Saturday, October 3, 2015

Future Mrs. Currie



I think I am a very "go-getter" person. Once I finally make up my mind as to what I want there is not a single thing that will stop me from getting it. This mentality crosses over into my love life and I think it's served me well, BUT it takes some time for me to get to that state. I met OJ a little over two years ago and while I hate admitting when I like someone; (I especially hate admitting it when my friends are forcing me into getting to know him), I couldn't deny the smile that popped on my face when he came around. I nonchalantly acted like I didn't care when my friends tried to make us dance at the glow dance together but when they forced us to take a picture we together, I was cheesing. And so what if OJ's going to be at cartoon night? Only I was far too excited. Okay, I see him everywhere and get super nervous? I'll just play it off, but for the love of make-up do something with yourself Jasmine don't you get that you see him EVERYWHERE? Look decent please! So maybe I had a crush, it's no big deal. He probably doesn't like me anyway.

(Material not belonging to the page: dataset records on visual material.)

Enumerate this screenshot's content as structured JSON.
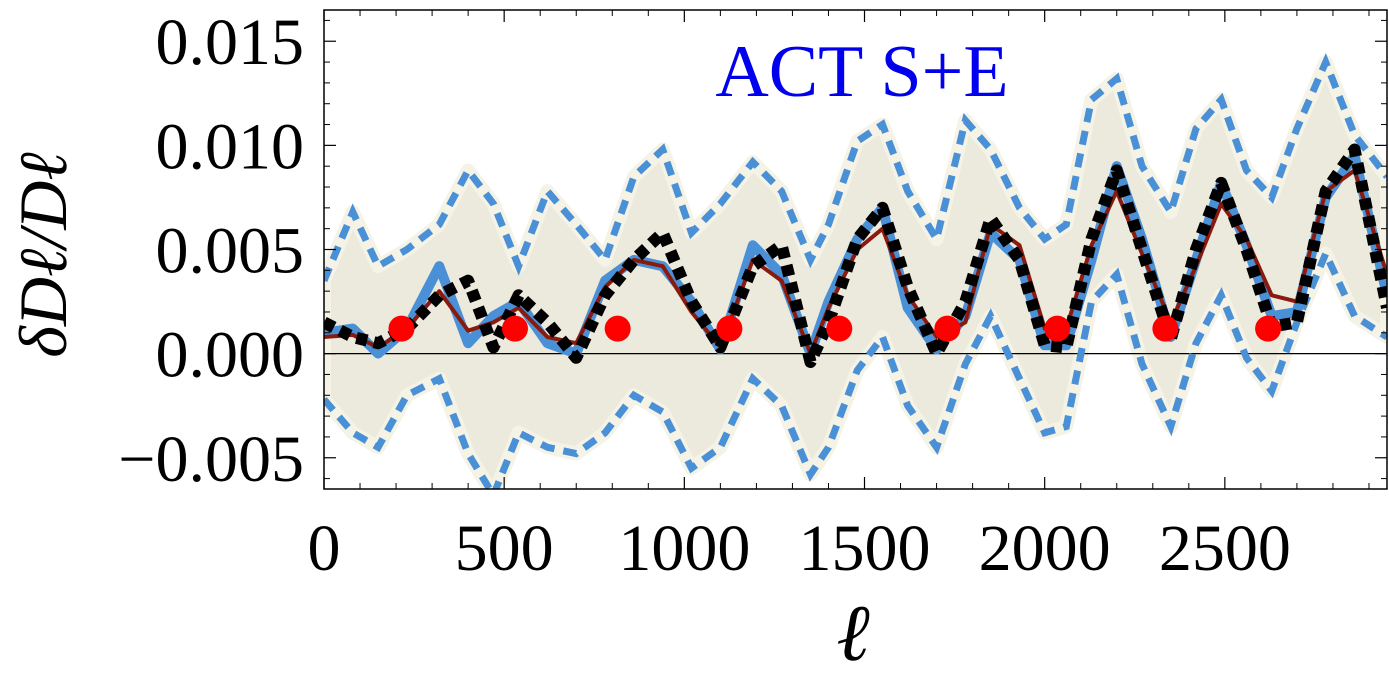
{
  "chart_data": {
    "type": "line",
    "title": "",
    "annotation": "ACT S+E",
    "xlabel": "ℓ",
    "ylabel": "δDℓ/Dℓ",
    "xlim": [
      0,
      2950
    ],
    "ylim": [
      -0.0065,
      0.0165
    ],
    "x_ticks": [
      0,
      500,
      1000,
      1500,
      2000,
      2500
    ],
    "x_tick_labels": [
      "0",
      "500",
      "1000",
      "1500",
      "2000",
      "2500"
    ],
    "y_ticks": [
      0.015,
      0.01,
      0.005,
      0.0,
      -0.005
    ],
    "y_tick_labels": [
      "0.015",
      "0.010",
      "0.005",
      "0.000",
      "−0.005"
    ],
    "colors": {
      "band_fill": "#ece9dd",
      "band_edge": "#f5f2e6",
      "bounds": "#4a90d6",
      "mean_blue": "#4a90d6",
      "mean_red": "#8b1a0e",
      "dashed": "#000000",
      "points": "#ff0000",
      "annotation": "#0000ee"
    },
    "x": [
      0,
      80,
      150,
      230,
      320,
      400,
      470,
      540,
      620,
      700,
      780,
      860,
      940,
      1020,
      1100,
      1190,
      1270,
      1350,
      1400,
      1480,
      1550,
      1620,
      1700,
      1780,
      1850,
      1930,
      2000,
      2060,
      2130,
      2200,
      2270,
      2350,
      2420,
      2490,
      2560,
      2630,
      2700,
      2780,
      2860,
      2950
    ],
    "series": [
      {
        "name": "upper bound",
        "style": "dotted",
        "values": [
          0.0035,
          0.0068,
          0.0042,
          0.005,
          0.0062,
          0.0088,
          0.0072,
          0.0042,
          0.0078,
          0.0062,
          0.0045,
          0.0085,
          0.0098,
          0.0058,
          0.0072,
          0.0092,
          0.0078,
          0.0045,
          0.0062,
          0.0102,
          0.011,
          0.0078,
          0.0055,
          0.0112,
          0.0098,
          0.007,
          0.0055,
          0.0062,
          0.0122,
          0.0132,
          0.009,
          0.0068,
          0.0108,
          0.0122,
          0.0088,
          0.0075,
          0.0108,
          0.014,
          0.0105,
          0.0085
        ]
      },
      {
        "name": "lower bound",
        "style": "dotted",
        "values": [
          -0.0022,
          -0.0038,
          -0.0045,
          -0.002,
          -0.0012,
          -0.0048,
          -0.0068,
          -0.0038,
          -0.0045,
          -0.0048,
          -0.0038,
          -0.002,
          -0.0028,
          -0.0055,
          -0.0045,
          -0.0012,
          -0.0025,
          -0.0058,
          -0.0045,
          -0.0008,
          0.0008,
          -0.0025,
          -0.0045,
          -0.0005,
          0.0018,
          -0.0012,
          -0.0038,
          -0.0035,
          0.0025,
          0.0038,
          -0.0005,
          -0.0035,
          0.0005,
          0.0028,
          -0.0002,
          -0.0018,
          0.0015,
          0.0048,
          0.0018,
          0.0008
        ]
      },
      {
        "name": "mean (blue)",
        "style": "solid",
        "values": [
          0.001,
          0.0012,
          0.0,
          0.0012,
          0.0042,
          0.0005,
          0.0018,
          0.0025,
          0.0005,
          0.0,
          0.0035,
          0.0045,
          0.0042,
          0.0025,
          0.0002,
          0.0052,
          0.0038,
          0.0,
          0.0025,
          0.0055,
          0.007,
          0.0022,
          0.0002,
          0.0018,
          0.0058,
          0.0045,
          0.0004,
          0.0004,
          0.0045,
          0.009,
          0.0055,
          0.0008,
          0.0045,
          0.0082,
          0.0052,
          0.0018,
          0.002,
          0.0075,
          0.0095,
          0.0028
        ]
      },
      {
        "name": "mean (red)",
        "style": "solid",
        "values": [
          0.0008,
          0.0009,
          0.0003,
          0.0012,
          0.003,
          0.0011,
          0.0015,
          0.0022,
          0.0008,
          0.0005,
          0.0032,
          0.0045,
          0.0042,
          0.002,
          0.0003,
          0.0045,
          0.0035,
          0.0,
          0.0022,
          0.005,
          0.006,
          0.0028,
          0.0008,
          0.0015,
          0.0062,
          0.0052,
          0.0012,
          0.0012,
          0.0052,
          0.0078,
          0.0048,
          0.0015,
          0.0042,
          0.0072,
          0.0055,
          0.0028,
          0.0025,
          0.0078,
          0.0088,
          0.0038
        ]
      },
      {
        "name": "dashed model",
        "style": "dashed",
        "values": [
          0.0015,
          0.0008,
          0.0005,
          0.0012,
          0.0028,
          0.0035,
          0.0003,
          0.0028,
          0.0015,
          -0.0002,
          0.0028,
          0.0045,
          0.0058,
          0.0025,
          0.0003,
          0.0042,
          0.0052,
          -0.0004,
          0.0015,
          0.0055,
          0.007,
          0.0032,
          0.0,
          0.0025,
          0.0065,
          0.0045,
          0.0004,
          0.0003,
          0.0055,
          0.0088,
          0.005,
          0.0007,
          0.005,
          0.0082,
          0.005,
          0.0013,
          0.0015,
          0.0078,
          0.0098,
          0.0022
        ]
      }
    ],
    "points": {
      "x": [
        215,
        530,
        815,
        1125,
        1430,
        1730,
        2035,
        2335,
        2620
      ],
      "y": [
        0.0012,
        0.0012,
        0.0012,
        0.0012,
        0.0012,
        0.0012,
        0.0012,
        0.0012,
        0.0012
      ]
    }
  }
}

Oh but how hard he makes me laugh. And his smile, my God that smile. We have joint custody of this Spongebob DVD, it must be a sign, right?. AND HE LOVES JESUS? SIGN ME UP! Yes I was that type of crushing but we took the time to get to know each other. I stole a Miami Dolphins hat from him and he quickly became a really good friend. When I'd see him around campus, we'd stop and talk. He let Sabrina and I steal his phone to take selfie's and post them on Instagram as his wcw. And when I received heart breaking news about one of my best friend's, he offered his prayers and a shoulder to cry on. I knew then that he's the person I wanted. From there everything fell perfectly into place, with the help of three of my best friends haha. The day after my friend's passing we made it official ("I just kinda thought we were already boyfriend and girlfriend.") In true OJ fashion, his timing and way of asking was perfect.

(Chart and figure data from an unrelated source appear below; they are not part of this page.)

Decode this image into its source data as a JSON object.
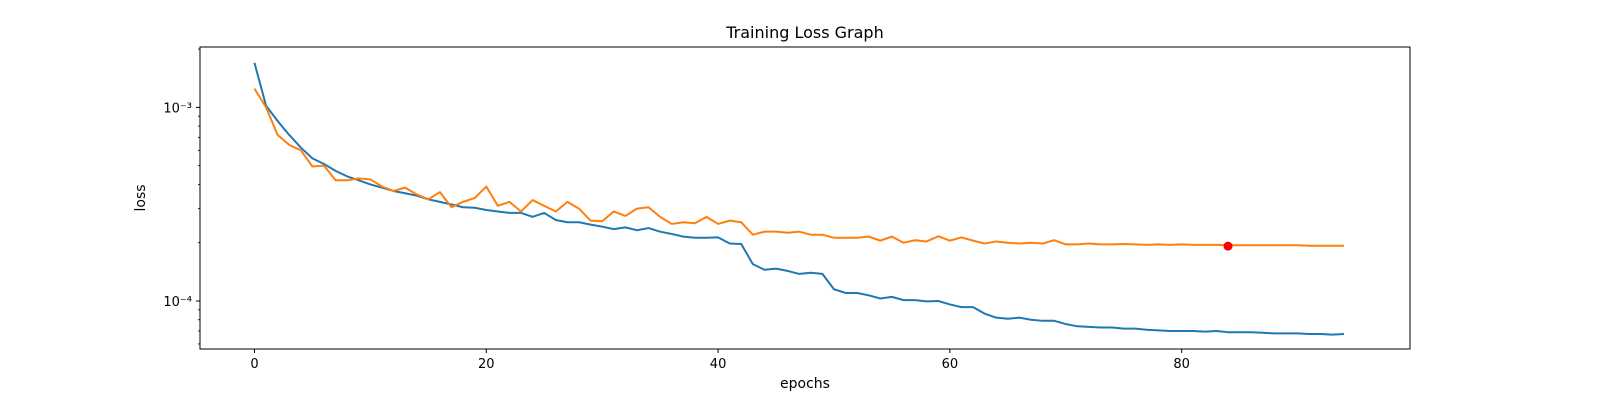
{
  "chart_data": {
    "type": "line",
    "title": "Training Loss Graph",
    "xlabel": "epochs",
    "ylabel": "loss",
    "yscale": "log",
    "xlim": [
      -4.7,
      99.7
    ],
    "ylim": [
      5.65e-05,
      0.00205
    ],
    "xticks": [
      0,
      20,
      40,
      60,
      80
    ],
    "xtick_labels": [
      "0",
      "20",
      "40",
      "60",
      "80"
    ],
    "yticks": [
      0.0001,
      0.001
    ],
    "ytick_labels": [
      "10⁻⁴",
      "10⁻³"
    ],
    "grid": false,
    "legend": "none",
    "series": [
      {
        "color": "#1f77b4",
        "x": [
          0,
          1,
          2,
          3,
          4,
          5,
          6,
          7,
          8,
          9,
          10,
          11,
          12,
          13,
          14,
          15,
          16,
          17,
          18,
          19,
          20,
          21,
          22,
          23,
          24,
          25,
          26,
          27,
          28,
          29,
          30,
          31,
          32,
          33,
          34,
          35,
          36,
          37,
          38,
          39,
          40,
          41,
          42,
          43,
          44,
          45,
          46,
          47,
          48,
          49,
          50,
          51,
          52,
          53,
          54,
          55,
          56,
          57,
          58,
          59,
          60,
          61,
          62,
          63,
          64,
          65,
          66,
          67,
          68,
          69,
          70,
          71,
          72,
          73,
          74,
          75,
          76,
          77,
          78,
          79,
          80,
          81,
          82,
          83,
          84,
          85,
          86,
          87,
          88,
          89,
          90,
          91,
          92,
          93,
          94
        ],
        "values": [
          0.0017,
          0.00102,
          0.00085,
          0.00072,
          0.00062,
          0.000545,
          0.00051,
          0.00047,
          0.00044,
          0.00042,
          0.0004,
          0.000385,
          0.00037,
          0.00036,
          0.00035,
          0.000335,
          0.000325,
          0.000315,
          0.000305,
          0.000303,
          0.000295,
          0.00029,
          0.000285,
          0.000285,
          0.000272,
          0.000285,
          0.000262,
          0.000255,
          0.000255,
          0.000248,
          0.000242,
          0.000235,
          0.00024,
          0.000232,
          0.000238,
          0.000228,
          0.000222,
          0.000215,
          0.000212,
          0.000212,
          0.000213,
          0.000198,
          0.000197,
          0.000155,
          0.000145,
          0.000147,
          0.000143,
          0.000138,
          0.00014,
          0.000138,
          0.000115,
          0.00011,
          0.00011,
          0.000107,
          0.000103,
          0.000105,
          0.000101,
          0.000101,
          9.95e-05,
          0.0001,
          9.6e-05,
          9.3e-05,
          9.3e-05,
          8.6e-05,
          8.2e-05,
          8.1e-05,
          8.2e-05,
          8e-05,
          7.9e-05,
          7.9e-05,
          7.6e-05,
          7.4e-05,
          7.35e-05,
          7.3e-05,
          7.3e-05,
          7.2e-05,
          7.2e-05,
          7.1e-05,
          7.05e-05,
          7e-05,
          7e-05,
          7e-05,
          6.95e-05,
          7e-05,
          6.9e-05,
          6.9e-05,
          6.9e-05,
          6.85e-05,
          6.8e-05,
          6.8e-05,
          6.8e-05,
          6.75e-05,
          6.75e-05,
          6.7e-05,
          6.75e-05
        ]
      },
      {
        "color": "#ff7f0e",
        "x": [
          0,
          1,
          2,
          3,
          4,
          5,
          6,
          7,
          8,
          9,
          10,
          11,
          12,
          13,
          14,
          15,
          16,
          17,
          18,
          19,
          20,
          21,
          22,
          23,
          24,
          25,
          26,
          27,
          28,
          29,
          30,
          31,
          32,
          33,
          34,
          35,
          36,
          37,
          38,
          39,
          40,
          41,
          42,
          43,
          44,
          45,
          46,
          47,
          48,
          49,
          50,
          51,
          52,
          53,
          54,
          55,
          56,
          57,
          58,
          59,
          60,
          61,
          62,
          63,
          64,
          65,
          66,
          67,
          68,
          69,
          70,
          71,
          72,
          73,
          74,
          75,
          76,
          77,
          78,
          79,
          80,
          81,
          82,
          83,
          84,
          85,
          86,
          87,
          88,
          89,
          90,
          91,
          92,
          93,
          94
        ],
        "values": [
          0.00125,
          0.001,
          0.00072,
          0.00064,
          0.0006,
          0.000495,
          0.0005,
          0.00042,
          0.00042,
          0.00043,
          0.000425,
          0.00039,
          0.00037,
          0.000385,
          0.000355,
          0.000335,
          0.000365,
          0.000305,
          0.000325,
          0.00034,
          0.00039,
          0.00031,
          0.000325,
          0.00029,
          0.000332,
          0.00031,
          0.00029,
          0.000325,
          0.0003,
          0.00026,
          0.000258,
          0.00029,
          0.000275,
          0.0003,
          0.000305,
          0.000272,
          0.00025,
          0.000255,
          0.000252,
          0.000272,
          0.00025,
          0.00026,
          0.000255,
          0.00022,
          0.000228,
          0.000228,
          0.000225,
          0.000228,
          0.00022,
          0.00022,
          0.000212,
          0.000212,
          0.000212,
          0.000215,
          0.000205,
          0.000215,
          0.0002,
          0.000206,
          0.000203,
          0.000216,
          0.000205,
          0.000213,
          0.000205,
          0.000198,
          0.000203,
          0.0002,
          0.000198,
          0.0002,
          0.000198,
          0.000206,
          0.000196,
          0.000196,
          0.000198,
          0.000196,
          0.000196,
          0.000197,
          0.000196,
          0.000195,
          0.000196,
          0.000195,
          0.000196,
          0.000195,
          0.000195,
          0.000195,
          0.000194,
          0.000194,
          0.000194,
          0.000194,
          0.000194,
          0.000194,
          0.000194,
          0.000193,
          0.000193,
          0.000193,
          0.000193
        ]
      }
    ],
    "marker": {
      "x": 84,
      "value": 0.000192,
      "color": "#ff0000"
    }
  }
}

Everything happened so fast and never for a single second would I take it all back. Almost as quickly as he became my best friend, did I begin to fall in love. (I'M SO CHEESY, I KNOW, I KNOW.) Fast forward a year later and I knew, Lord willing, OJ would be the man I would marry. Everything I have prayed about finding in a man, he exceeds. Every little fiber in me shook when he looked at me but oh my gosh if this isn't the most effortless love I've ever had. How could I not love him? He sees something so intriguing in me, he's so supportive and motivating, there's no way I would ever be stagnant in my faith and becoming a better person, he loves my heart and my obnoxious laugh. He has more nice things to say about me than I do myself. He's kind, he's so funny, he works harder than anyone I know, and he is the biggest blessing because hello, he loves Jesus. I've never had someone be so painfully honest with me at times, someone who strives his hardest to take care of me, someone to look at and just be amazed and enthralled because he's just so good, this can't be real?

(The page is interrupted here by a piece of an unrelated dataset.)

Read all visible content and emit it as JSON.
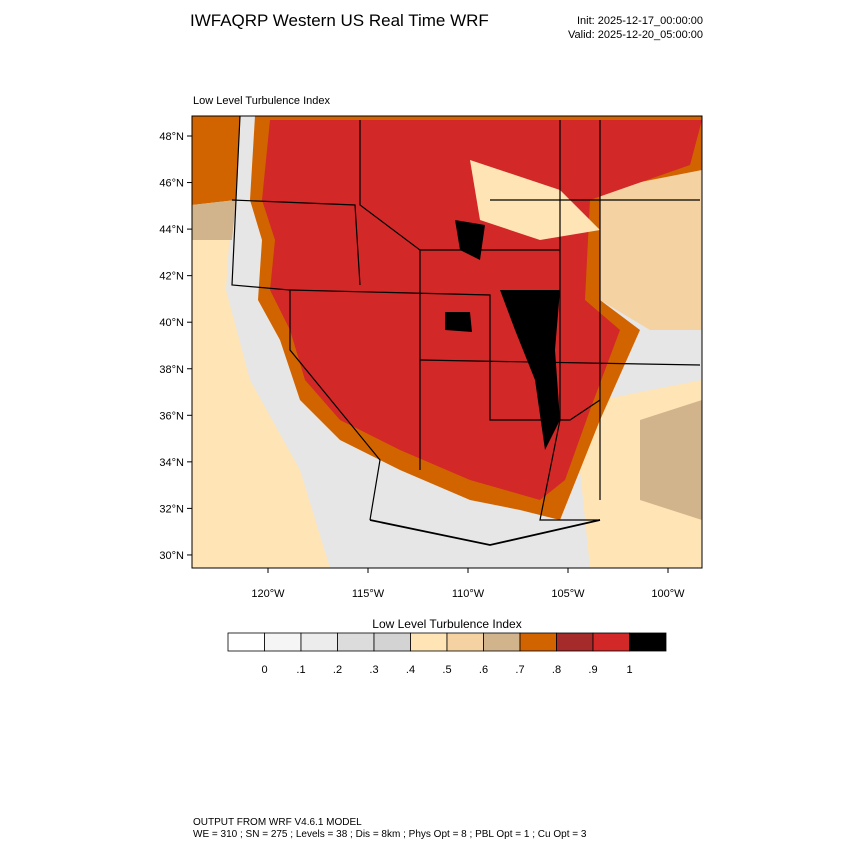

Flashback to September 13th, 2015. I'm shaking with happiness and crying the ugliest tears. OJ's on bended knee, and although there are loved ones around us, he's the only voice I hear and the only thing I see. "...I want to ask your hand in marriage, so will you marry me?" I sincerely mean it when I say, I've never been more sure of anything in my entire life! Of course I said yes and these past few weeks have been a whirlwind! I'm on cloud nine and I feel nothing but bliss! The day was so perfect for so many reasons. Not only did it make me one step closer to marrying the love of my life but all our family and friends were there to witness it. My family from Chicago (my freaking dad came down from 6 hours away!) and my family from Maysville (my sister cried so hard and it melted my soul), OJ's family from Cleveland (they're just the cutest and I love them), it was the sweetest thing ever! Hence my ugly tears.
But I'd be lying if I said I was totally surprised. About three weeks before it actually happened I slowly found out bits and pieces. I knew enough to anticipate it but not enough to not be surprised. But this has been my goal; I know it's cheesy and lame and I should aspire for bigger things, and don't get me wrong, I do. But getting to marry my best friend, my sunshine when it's cloudy, this son of God's is huge to me. And it makes me feel so proud. OJ's an incredible human being, far better than I could ever explain to you all. Getting to call myself his wife and to worship God with him and build a family and life and to continue to grow up with him is most definitely goals to me.
So in the simplest words, I'm engaged and it's so exciting and beautiful and right now I've never felt more blessed and happy. I am so, so thankful for all the love and support OJ and I have received. I know by some people's standards we're young and trust me I know how insane it is to try and plan a wedding while I'm in school! But I was given this man to love, to cherish, and to serve with and the timing doesn't feel more right than it does right now. We've prayed and prayed about this giant step and God answers with all His love and grace. So in 11 months and 10 days you can call me Mrs. Currie!